Они познакомились 70 лет назад на филфаке в КазГУ, который тогда располагался на улице Комсомольской, куда поступили при конкурсе 25 человек на место. Учились в набитых битком старых маленьких аудиториях с дырявыми фанерными столами, где некоторым приходилось записывать лекции, положив лист на свою коленку или на спину товарища. После окончания вуза, в котором преподавал Мухтар АУЭЗОВ, вместо ждавшей их престижной работы попросились в такую глубинку, куда никто не хотел ехать. Там, на иссякающем золотоносном руднике Жумба в ВКО мыкались с маленьким ребенком по углам до тех пор, пока не разъехались последние ученики. 10 лет прожили в Акмолинске, ставшем затем Целиноградом, также кочуя по квартирам. Я к чему все это рассказываю? К тому, что, когда Наталью Михайловну, наконец, вызывали в обком партии, пожали руку, и сообщили - 7 ноября, в честь 50-летия советской власти выделяем вам просторную трехкомнатную квартиру, это было для их семьи действительно огромным праздником. Наконец-то дождались налаженного быта и комфорта! Но квартиру они с мужем променяли на подпись в неблагонадежном письме.

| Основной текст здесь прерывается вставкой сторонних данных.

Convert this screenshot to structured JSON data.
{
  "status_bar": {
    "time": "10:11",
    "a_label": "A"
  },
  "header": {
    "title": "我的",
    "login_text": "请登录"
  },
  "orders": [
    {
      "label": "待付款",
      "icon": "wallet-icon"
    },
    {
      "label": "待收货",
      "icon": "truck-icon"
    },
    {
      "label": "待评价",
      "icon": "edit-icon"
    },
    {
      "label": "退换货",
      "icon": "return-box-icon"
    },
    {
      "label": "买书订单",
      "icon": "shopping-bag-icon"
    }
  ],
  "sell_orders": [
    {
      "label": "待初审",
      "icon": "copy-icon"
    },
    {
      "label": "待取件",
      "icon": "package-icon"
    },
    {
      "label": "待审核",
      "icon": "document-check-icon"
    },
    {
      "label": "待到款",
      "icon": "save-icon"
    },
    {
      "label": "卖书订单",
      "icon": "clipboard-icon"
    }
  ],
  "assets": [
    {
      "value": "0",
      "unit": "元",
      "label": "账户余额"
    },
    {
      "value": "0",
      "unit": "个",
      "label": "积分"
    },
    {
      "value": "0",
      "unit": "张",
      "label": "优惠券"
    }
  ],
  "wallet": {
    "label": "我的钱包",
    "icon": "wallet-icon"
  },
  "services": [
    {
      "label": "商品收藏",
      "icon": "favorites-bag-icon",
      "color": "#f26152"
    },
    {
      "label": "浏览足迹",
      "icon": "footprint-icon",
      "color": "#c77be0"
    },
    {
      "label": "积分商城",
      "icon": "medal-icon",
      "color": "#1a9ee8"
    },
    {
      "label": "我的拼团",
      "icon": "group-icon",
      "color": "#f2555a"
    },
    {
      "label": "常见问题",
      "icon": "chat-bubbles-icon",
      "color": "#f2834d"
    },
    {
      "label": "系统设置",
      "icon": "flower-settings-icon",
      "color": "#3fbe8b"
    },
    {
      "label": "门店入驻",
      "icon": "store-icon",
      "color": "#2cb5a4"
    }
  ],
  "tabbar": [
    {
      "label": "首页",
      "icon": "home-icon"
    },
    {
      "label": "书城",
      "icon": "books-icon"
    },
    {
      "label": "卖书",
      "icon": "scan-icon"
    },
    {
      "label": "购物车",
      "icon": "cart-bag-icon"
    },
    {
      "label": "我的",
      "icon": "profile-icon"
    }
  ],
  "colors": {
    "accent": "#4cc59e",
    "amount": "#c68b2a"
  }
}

- Я работала в школе, пять лет возглавляла Народный университет культуры, организовала у себя клуб творческой молодежи "Факел", выступала на телевидении в детской передаче, рассказывая об изобразительном искусстве, - вспоминает Наталья Михайловна. - О нас с Наумом Григорьевичем слава пошла по городу, молодежь уже искала у нас защиты. И тут узнаю про обсуждение во дворце Целинников выставки ленинградских художников, которые несколько лет жили в Целинограде. А я эту выставку, конечно, видела, и учеников на нее водила. Тут же с уроков побежала туда. Смотрю – громят, громят, громят! Выступает цензор города, секретарь обкома, еще кто-то влиятельный, дают свое понимание. Художники тогда искали новое, экспериментировали. К примеру, КУЧЕРОВСКОГО громили за то, что он изобразил рабочего с усталым видом, измученным, но который тем не менее сумел выполнить навязанную ему норму. Почему он не показал его с радостным, сияющим лицом? – возмущались критики. ПОРУНИН изобразил ЕСЕНИНА со слепыми глазами, в которых не было белков – ощущение такое, что он не хочет видеть этот мир, что ему все вокруг надоели, единственное живое существо, которое его понимает – рядом сидящая собака. Или Лев ТОЛСТОЙ, изображенный тем же Поруниным с босыми ногами (на снимке) – разве так изображают великих людей? Видя, что их чуть ли не как антисоветчиков громят, я подняла руку и выступила. Потом в моей 63 железнодорожной школе устроили педсовет, меня пропесочили, что я абстракционистов пропагандирую. Я говорю – я и ученикам это же скажу, и если надо хоть где могу повторить, никакие они не абстракционисты. А потом приходит Казправда и я читаю – выступавший в газете искусствовед тоже понял эти картины так же, как и я.
Когда о скандале услышали в ЦК компартии Казахстана, то распорядились оставить Капустину в покое. И ордер на квартиру тоже велели дооформить. Но тут домой к Науму Григорьевичу и Наталье Михайловне буквально ввалились представители интеллигенции с письмом в защиту директора Дома народного творчества БАНЩИКОВА,
- Я знаю, что он в концертных бригадах выезжал в разные села, организовывал там выступления, это была активная горсточка молодежи, приехавшая из Москвы, Ленинграда, Минска, Киева, - объясняет Наталья Михайловна. - Было такое правило – если ты не заступился за советского человека, значит ты не заступился за советскую власть. Мы прочитали это письмо, переглянулись с Наумом Григорьевичем, и я говорю – знаешь, это мы подписываем отказ от квартиры. Но иначе же всю жизнь будет совесть нас мучить, что смалодушничали. Какому гражданскому мужеству мы с этой учительской трибуны будем воспитывать учеников? Как же мы будем тогда работать? Он ответил – конечно подпишем.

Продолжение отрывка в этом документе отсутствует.